Background Information

There are many variants of dementia, but Alzheimer’s disease is the most common type, accounting for somewhere between 60–80% of cases. As defined by the most recent update from the American Psychiatric Association (DSM-V), dementia (or major neurocognitive disorder as it is formally known) is characterized by a decline in cognition in one or more domains (social cognition, memory, language, executive functioning, complex attention, and perceptual motor abilities) and represents a decline from previous levels of function, is severe enough to interfere with daily function and independence, and is not better accounted for by another medical problem that can mimic cognitive decline (such as depression or low thyroid function). When cognitive changes are not significant enough to interfere with daily activites/independence, it is called a mild neurocognitive disorder, or more commonly, mild cognitive impairment.
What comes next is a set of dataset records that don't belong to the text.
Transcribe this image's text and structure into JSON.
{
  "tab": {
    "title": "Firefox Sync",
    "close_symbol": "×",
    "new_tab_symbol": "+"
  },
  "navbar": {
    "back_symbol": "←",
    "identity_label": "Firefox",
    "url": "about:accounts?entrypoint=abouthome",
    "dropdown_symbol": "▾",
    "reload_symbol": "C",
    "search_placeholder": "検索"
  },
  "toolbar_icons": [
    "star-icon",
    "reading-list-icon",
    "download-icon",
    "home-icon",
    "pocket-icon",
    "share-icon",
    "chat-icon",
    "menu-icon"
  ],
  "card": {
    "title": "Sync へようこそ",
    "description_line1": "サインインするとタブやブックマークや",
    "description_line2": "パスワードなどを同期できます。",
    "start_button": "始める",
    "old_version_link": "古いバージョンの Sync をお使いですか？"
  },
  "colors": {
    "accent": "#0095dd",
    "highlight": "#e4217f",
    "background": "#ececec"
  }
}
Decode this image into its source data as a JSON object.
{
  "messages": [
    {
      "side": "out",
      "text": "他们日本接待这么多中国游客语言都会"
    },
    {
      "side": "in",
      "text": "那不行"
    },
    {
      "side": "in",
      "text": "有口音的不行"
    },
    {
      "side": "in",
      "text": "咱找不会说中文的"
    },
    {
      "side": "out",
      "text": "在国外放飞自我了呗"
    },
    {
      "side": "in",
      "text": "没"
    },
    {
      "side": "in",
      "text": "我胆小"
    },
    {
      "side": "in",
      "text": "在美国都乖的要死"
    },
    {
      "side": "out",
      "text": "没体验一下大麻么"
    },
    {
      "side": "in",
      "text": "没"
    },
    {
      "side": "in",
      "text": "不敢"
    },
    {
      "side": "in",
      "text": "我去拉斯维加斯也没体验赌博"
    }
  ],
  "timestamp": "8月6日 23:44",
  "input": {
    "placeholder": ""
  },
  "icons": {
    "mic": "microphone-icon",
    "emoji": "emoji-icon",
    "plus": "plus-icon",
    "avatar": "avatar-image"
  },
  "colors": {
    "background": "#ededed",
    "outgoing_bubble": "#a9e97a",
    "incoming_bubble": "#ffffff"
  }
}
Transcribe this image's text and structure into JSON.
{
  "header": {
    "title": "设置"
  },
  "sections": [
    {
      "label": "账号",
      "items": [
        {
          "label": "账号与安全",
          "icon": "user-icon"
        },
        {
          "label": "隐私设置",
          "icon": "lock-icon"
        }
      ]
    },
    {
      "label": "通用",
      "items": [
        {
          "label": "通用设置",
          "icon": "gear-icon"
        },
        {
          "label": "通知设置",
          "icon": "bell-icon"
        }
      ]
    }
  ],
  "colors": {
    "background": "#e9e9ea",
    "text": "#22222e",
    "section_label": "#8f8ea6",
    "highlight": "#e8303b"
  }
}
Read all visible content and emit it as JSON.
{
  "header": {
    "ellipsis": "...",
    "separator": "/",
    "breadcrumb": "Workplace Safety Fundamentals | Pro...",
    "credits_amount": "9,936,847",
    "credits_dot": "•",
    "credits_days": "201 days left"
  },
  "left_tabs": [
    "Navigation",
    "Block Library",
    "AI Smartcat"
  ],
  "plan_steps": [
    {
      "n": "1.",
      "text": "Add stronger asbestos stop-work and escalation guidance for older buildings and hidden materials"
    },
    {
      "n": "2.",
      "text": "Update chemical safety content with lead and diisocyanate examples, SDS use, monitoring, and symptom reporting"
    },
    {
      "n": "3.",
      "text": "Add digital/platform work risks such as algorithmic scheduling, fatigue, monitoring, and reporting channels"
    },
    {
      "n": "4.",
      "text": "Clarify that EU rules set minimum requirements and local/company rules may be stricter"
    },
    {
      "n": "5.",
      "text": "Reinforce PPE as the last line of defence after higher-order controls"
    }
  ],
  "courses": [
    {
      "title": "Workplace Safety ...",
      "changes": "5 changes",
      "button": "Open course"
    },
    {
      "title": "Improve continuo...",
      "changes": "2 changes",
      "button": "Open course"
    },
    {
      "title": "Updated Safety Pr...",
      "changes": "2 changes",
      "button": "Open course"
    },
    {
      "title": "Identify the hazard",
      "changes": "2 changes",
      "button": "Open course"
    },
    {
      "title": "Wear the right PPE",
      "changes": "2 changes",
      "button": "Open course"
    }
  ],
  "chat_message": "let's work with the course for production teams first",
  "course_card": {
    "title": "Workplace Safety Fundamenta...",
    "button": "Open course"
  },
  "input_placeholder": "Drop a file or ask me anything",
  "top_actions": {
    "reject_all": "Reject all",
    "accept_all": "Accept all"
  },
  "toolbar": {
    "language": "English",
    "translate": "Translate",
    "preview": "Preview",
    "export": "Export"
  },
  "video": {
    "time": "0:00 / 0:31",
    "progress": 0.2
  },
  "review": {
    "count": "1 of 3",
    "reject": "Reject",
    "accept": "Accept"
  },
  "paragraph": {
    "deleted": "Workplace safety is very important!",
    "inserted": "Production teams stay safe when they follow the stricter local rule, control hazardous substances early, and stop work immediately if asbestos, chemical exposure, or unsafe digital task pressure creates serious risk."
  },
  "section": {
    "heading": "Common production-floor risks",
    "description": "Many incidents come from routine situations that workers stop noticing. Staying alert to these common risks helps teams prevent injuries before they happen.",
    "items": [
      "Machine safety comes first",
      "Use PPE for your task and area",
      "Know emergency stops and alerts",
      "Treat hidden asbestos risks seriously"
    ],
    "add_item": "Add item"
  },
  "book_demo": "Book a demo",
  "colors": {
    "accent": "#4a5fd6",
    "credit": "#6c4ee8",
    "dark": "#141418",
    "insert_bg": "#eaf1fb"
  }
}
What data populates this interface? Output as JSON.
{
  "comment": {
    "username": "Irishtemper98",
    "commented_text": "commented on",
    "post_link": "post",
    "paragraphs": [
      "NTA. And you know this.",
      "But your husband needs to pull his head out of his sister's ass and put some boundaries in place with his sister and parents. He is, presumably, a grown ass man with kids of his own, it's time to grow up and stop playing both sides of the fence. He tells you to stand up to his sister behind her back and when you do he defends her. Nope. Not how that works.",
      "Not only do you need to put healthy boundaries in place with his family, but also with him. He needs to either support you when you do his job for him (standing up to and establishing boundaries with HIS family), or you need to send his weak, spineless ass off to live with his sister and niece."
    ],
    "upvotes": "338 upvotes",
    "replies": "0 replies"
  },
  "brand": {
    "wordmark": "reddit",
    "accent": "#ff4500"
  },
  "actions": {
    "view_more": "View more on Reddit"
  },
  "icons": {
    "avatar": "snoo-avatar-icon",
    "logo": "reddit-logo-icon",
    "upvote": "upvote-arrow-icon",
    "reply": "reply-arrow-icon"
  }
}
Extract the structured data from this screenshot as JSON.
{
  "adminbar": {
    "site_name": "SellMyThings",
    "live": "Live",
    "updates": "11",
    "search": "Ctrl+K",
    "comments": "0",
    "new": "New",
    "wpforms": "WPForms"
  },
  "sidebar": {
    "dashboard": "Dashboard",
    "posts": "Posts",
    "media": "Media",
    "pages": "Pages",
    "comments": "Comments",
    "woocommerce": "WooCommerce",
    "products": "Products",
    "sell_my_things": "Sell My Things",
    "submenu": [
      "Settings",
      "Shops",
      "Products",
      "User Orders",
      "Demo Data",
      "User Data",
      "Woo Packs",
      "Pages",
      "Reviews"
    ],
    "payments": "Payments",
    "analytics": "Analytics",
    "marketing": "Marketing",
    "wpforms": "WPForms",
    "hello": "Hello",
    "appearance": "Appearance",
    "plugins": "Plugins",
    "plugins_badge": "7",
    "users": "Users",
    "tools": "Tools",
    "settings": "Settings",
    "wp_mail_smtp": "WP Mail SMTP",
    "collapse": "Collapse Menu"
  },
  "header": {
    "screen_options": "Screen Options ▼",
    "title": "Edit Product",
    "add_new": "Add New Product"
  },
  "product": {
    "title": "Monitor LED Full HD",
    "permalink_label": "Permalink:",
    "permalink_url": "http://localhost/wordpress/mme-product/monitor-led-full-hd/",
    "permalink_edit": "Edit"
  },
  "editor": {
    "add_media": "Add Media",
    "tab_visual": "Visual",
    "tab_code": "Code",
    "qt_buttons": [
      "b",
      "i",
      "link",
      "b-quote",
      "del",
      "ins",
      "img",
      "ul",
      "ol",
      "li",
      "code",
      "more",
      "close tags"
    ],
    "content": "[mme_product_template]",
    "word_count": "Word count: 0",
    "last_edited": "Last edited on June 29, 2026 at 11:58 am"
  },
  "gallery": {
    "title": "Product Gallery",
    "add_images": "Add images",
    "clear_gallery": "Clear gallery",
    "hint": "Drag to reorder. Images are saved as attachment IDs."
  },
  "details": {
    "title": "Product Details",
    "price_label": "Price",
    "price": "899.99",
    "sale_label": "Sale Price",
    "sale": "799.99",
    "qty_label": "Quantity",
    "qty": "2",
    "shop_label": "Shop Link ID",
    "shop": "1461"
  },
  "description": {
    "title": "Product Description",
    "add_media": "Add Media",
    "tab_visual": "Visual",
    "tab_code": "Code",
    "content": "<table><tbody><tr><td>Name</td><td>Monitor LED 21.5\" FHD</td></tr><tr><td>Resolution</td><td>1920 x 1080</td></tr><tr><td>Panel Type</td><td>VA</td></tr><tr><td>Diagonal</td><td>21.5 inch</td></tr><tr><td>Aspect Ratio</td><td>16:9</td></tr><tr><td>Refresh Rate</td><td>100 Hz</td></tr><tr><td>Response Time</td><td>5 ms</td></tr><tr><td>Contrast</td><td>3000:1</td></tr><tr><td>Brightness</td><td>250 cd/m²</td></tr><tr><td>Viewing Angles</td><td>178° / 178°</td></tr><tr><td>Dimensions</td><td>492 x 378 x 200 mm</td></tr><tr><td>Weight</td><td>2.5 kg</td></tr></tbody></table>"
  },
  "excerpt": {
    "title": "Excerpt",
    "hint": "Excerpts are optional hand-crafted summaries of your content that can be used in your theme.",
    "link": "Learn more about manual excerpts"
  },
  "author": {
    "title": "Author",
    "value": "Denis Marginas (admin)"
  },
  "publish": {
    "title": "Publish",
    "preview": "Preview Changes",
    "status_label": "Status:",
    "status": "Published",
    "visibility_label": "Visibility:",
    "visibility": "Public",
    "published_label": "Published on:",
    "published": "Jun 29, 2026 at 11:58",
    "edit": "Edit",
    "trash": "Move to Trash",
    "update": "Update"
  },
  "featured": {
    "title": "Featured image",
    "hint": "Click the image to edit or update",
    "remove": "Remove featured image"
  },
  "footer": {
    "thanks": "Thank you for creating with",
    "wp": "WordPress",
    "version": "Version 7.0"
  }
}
In typical Alzheimer’s Dementia, memory impairment is the most common initial symptom.

Reduced insight into difficulties (or anosagnosia) is a common, yet variable feature. It can often become more severe as the disease progresses.

Focusing on ability rather than disability, such as communicating through song or art, non-verbal as well as verbal cues, and connecting instead of correcting or contradiction are all positive strategies to communicate effectively with someone with dementia.